If headlines like the one above are any indication we are a culture obsessed with the extraordinary. I’m pretty sure that what’s true in the broader culture is true in the church as well. We love amazing stories of faith. They inspire us to dream big and act boldly. This is all good unless it means we begin viewing ordinary acts of faith as something sub-Christian. Sometimes God uses ordinary acts of faith for extraordinary purposes. Case in point: Daniel. Daniel is by every standard a hero of remarkable faith but what did he actually do? Here are his 5 (+1) crazy acts of faith:
- Daniel obeyed God’s laws. Daniel and his friends were carried off as exiles and eventually found themselves in the court of the king. To get them in top condition they were assigned a daily portion of royal food. Daniel, observing God’s laws regarding diet, “resolved not to defile himself with royal food and wine, and he asked the chief official for permission not to defile himself in this way.” After some bargaining Daniel and his friends were allowed to eat only vegetables and drink only water. Because of their obedience God blessed them with knowledge, understanding, and favor with the king.
- Daniel gave God glory. OK, so Daniel did have one extraordinary ability. He could prophetically interpret dreams. When the king had a troubling dream Daniel stepped forward to interpret it. The King asked “Are you able to tell me what my dream was or what it means?” Daniel replied, “No wise man, enchanter, magician, or diviner can explain to the king the mystery he asked about, but there is a God in heaven who reveals mysteries.” Daniel was always careful to give honor and glory to God.
- Daniel had integrity. Eventually Daniel became a ruler of significance in his land of exile. Far from protecting Daniel, his new position made him a target. His coworkers became jealous and looked for a way to bring him down. But they couldn’t. Daniel 6:4 says, “At this, the administrators and the satraps tried to find grounds for charges against Daniel in his conduct of government affairs, but they were unable to do so. They could find no corruption in him, because he was trustworthy and neither corrupt nor negligent.”
- Daniel worked hard. Did you notice the last word of 6:4? Daniel was neither corrupt (he had integrity) and nor was he negligent. He worked hard. He carried out his responsibilities to the best of his abilities.
- Daniel prayed. When those who wanted to bring Daniel down couldn’t find anything wrong with his life they looked for some other way to trap him and they eventually discovered they could trap him in his piety. They convinced the king to issue a decree that said that anyone who prayed to someone other than the king would be thrown into the lions den. So what did Daniel do? “Now when Daniel learned that the decree had been published, he went home to his upstairs room where the windows opened toward Jerusalem. Three times a day he got down on his knees and prayed, giving thanks to his God, just as he had done before.”
- Daniel did all these things all the time: Going to pray got Daniel in trouble. You know the story. He was thrown into a den of lions but God miraculously saved him. But what did Daniel do to get himself into that crazy situation? What were his extraordinary acts of faith? He worked hard. He obeyed God. He prayed.
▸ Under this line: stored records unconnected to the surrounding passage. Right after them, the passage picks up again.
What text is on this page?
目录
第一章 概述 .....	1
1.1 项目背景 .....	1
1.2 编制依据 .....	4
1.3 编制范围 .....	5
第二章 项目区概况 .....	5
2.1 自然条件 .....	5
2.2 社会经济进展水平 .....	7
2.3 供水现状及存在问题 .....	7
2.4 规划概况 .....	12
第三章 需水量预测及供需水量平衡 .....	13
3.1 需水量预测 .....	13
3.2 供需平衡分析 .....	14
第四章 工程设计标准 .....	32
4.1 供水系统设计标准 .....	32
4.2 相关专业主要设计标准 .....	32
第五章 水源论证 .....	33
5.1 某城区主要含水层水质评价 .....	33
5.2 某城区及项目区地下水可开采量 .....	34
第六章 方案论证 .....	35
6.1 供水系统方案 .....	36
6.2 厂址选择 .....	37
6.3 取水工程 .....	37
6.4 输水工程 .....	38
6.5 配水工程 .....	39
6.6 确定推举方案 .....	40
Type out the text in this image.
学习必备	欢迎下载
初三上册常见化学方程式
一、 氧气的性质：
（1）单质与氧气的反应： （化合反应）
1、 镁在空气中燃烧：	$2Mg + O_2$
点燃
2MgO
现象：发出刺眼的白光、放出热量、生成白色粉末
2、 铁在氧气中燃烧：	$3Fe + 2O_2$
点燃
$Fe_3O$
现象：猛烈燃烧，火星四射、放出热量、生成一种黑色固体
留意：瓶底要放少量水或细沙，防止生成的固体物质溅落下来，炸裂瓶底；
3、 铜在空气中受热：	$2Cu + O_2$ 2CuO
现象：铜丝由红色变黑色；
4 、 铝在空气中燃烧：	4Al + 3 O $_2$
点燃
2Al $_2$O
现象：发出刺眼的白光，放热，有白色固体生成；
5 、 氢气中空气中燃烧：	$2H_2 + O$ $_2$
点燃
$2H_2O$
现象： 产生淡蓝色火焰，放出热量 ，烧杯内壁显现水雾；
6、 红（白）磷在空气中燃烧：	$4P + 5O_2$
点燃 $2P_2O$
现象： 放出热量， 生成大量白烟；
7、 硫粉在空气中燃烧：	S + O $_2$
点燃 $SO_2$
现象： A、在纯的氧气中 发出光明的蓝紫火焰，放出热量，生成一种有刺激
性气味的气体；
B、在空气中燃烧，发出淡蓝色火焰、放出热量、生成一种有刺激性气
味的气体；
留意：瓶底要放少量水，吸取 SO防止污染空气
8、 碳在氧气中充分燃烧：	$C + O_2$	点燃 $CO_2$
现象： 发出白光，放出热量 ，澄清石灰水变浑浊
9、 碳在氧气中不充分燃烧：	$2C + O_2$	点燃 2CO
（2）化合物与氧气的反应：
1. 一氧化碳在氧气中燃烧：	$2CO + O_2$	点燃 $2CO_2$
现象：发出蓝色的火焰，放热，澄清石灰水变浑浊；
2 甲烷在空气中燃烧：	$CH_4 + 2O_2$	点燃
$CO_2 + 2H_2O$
He gave God glory. He did all this when he was a lowly exile. He did it when he was boss over much of the kingdom. He did it when he knew to continue to do so would lead to his execution. And that’s what is truly remarkable. God used some pretty ordinary acts of faith to bring Himself glory.
We as the church in America are coming to grips with the reality that we do not live in a Christian nation. I’m inclined to think we never really did. Perhaps it’s just the veil being lifted. Regardless, those who want to remain faithful to God will find themselves in positions like Daniel. What will set the faithful apart will not be extraordinary acts of faith, but rather simple piety and obedience carried out in good times and in bad.